С точки зрения литвинов, Литва – европейская страна, а русские только приближаются к цивилизации (ср. рассуждения о красоте и обходительности польских женщин[220]). Однако Наполеон считает, что Литва – это Азия, даже «более Азия, нежели Испания и Африка» (Ч. 2. С. 87), и относится к этой стране потребительски: «Литва вооружится по первому моему слову, и этим новым войском я заменю убыли в моей армии, не имея нужды требовать новых усилий от Франции и от моих союзников» (Ч. 2. С. 80–81). Французские офицеры, с восторгом говоря о храбрых поляках, сожалеют, что им досталась такая грязная и неустроенная земля. У них рождается даже замечательный проект: отдать эту никчемную землю жидам (!)[221], а поляков переселить в лучший климат – в Италию или Испанию (Ч. 2. С. 69). При этом польская территория (земля Герцогства Варшавского) и Литва, с их точки зрения, друг от друга не отличаются[222].

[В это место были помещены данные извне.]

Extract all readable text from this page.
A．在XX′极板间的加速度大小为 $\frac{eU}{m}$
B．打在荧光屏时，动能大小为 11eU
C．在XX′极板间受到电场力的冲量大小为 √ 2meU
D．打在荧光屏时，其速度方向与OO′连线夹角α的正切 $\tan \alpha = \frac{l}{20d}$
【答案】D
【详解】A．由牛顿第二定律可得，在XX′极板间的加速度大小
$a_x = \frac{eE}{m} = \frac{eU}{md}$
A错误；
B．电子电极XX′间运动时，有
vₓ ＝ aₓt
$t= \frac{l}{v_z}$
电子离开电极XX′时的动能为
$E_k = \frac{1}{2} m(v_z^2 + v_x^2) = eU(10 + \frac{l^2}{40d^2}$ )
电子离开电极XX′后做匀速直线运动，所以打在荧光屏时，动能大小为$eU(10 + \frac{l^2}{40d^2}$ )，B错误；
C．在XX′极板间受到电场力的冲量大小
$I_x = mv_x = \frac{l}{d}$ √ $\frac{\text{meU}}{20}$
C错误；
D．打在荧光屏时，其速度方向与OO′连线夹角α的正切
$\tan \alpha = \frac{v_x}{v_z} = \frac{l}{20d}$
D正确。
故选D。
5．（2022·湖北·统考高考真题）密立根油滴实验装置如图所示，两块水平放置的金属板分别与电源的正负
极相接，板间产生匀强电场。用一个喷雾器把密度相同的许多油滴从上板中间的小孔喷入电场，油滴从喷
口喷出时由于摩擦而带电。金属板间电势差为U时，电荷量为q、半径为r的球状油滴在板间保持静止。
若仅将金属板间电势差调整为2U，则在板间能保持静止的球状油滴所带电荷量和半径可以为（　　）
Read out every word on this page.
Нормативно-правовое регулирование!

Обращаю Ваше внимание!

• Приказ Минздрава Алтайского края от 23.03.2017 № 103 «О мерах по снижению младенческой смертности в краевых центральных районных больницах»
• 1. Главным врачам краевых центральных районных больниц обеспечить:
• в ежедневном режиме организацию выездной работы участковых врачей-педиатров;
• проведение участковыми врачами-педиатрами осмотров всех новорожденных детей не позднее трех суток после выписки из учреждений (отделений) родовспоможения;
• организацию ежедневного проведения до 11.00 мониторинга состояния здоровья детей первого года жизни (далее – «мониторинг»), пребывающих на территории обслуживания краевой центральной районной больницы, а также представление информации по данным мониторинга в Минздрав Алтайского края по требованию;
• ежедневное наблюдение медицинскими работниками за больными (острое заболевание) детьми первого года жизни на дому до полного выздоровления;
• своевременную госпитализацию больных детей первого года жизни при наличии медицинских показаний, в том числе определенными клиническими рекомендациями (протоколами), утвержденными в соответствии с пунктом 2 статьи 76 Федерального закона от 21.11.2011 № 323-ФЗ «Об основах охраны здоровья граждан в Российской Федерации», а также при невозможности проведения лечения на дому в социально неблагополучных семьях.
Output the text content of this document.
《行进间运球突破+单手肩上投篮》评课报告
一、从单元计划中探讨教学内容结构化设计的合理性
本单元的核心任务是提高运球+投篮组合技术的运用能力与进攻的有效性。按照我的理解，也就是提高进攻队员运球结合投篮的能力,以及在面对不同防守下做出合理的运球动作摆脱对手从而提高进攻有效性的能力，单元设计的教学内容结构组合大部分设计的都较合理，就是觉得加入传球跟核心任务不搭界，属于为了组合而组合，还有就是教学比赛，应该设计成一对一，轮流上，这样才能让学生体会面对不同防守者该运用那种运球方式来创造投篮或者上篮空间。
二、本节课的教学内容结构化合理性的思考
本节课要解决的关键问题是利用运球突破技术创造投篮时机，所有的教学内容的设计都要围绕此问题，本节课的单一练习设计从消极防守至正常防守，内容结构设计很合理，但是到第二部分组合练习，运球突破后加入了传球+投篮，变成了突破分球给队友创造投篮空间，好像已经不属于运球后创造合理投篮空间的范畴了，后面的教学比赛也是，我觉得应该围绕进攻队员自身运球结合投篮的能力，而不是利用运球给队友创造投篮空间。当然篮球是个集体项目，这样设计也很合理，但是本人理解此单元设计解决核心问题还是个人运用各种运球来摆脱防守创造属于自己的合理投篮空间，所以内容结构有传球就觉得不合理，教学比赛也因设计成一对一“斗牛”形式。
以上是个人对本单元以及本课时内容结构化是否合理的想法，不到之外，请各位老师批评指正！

Все же среди булгаринских литвинов имеются и подлинные русские патриоты. Это воспитатель возлюбленной Выжигина Лизы – Ромуальд Викентьевич Шмигайло[223], скромный петербургский чиновник из польской шляхты. В отличие от отца и брата, которые, живя в Литве, сумели составить себе капитал, он не смог продвинуться в Петербурге по службе далее чина титулярного советника, хотя своей честностью и трудолюбием составляет выгодный контраст русским чиновникам-взяточникам. В сюжетном плане командировка Шмигайло в Литву в качестве провиантского чиновника перед самым началом боевых действий дает возможность автору показать недостатки в снабжении французской армии, а также поведение французов в Польше. Шмигайло не изменяет присяге, хотя с ним беседует сам Наполеон и предлагает ему выгодную должность во французской армии. На слова племянника – наполеоновского офицера: «Говорят, что вся Литва ожидает нашего пришествия, что горят нетерпением соединиться с нами, и что поселяне уже вооружаются и собираются по лесам», – Шмигайло возражает: «Кто тебе сказал это, тот немилосердно солгал ‹…›. Литва очень довольна своим положением и не желает никакой перемены» (Ч. 2. С. 54–55)[224].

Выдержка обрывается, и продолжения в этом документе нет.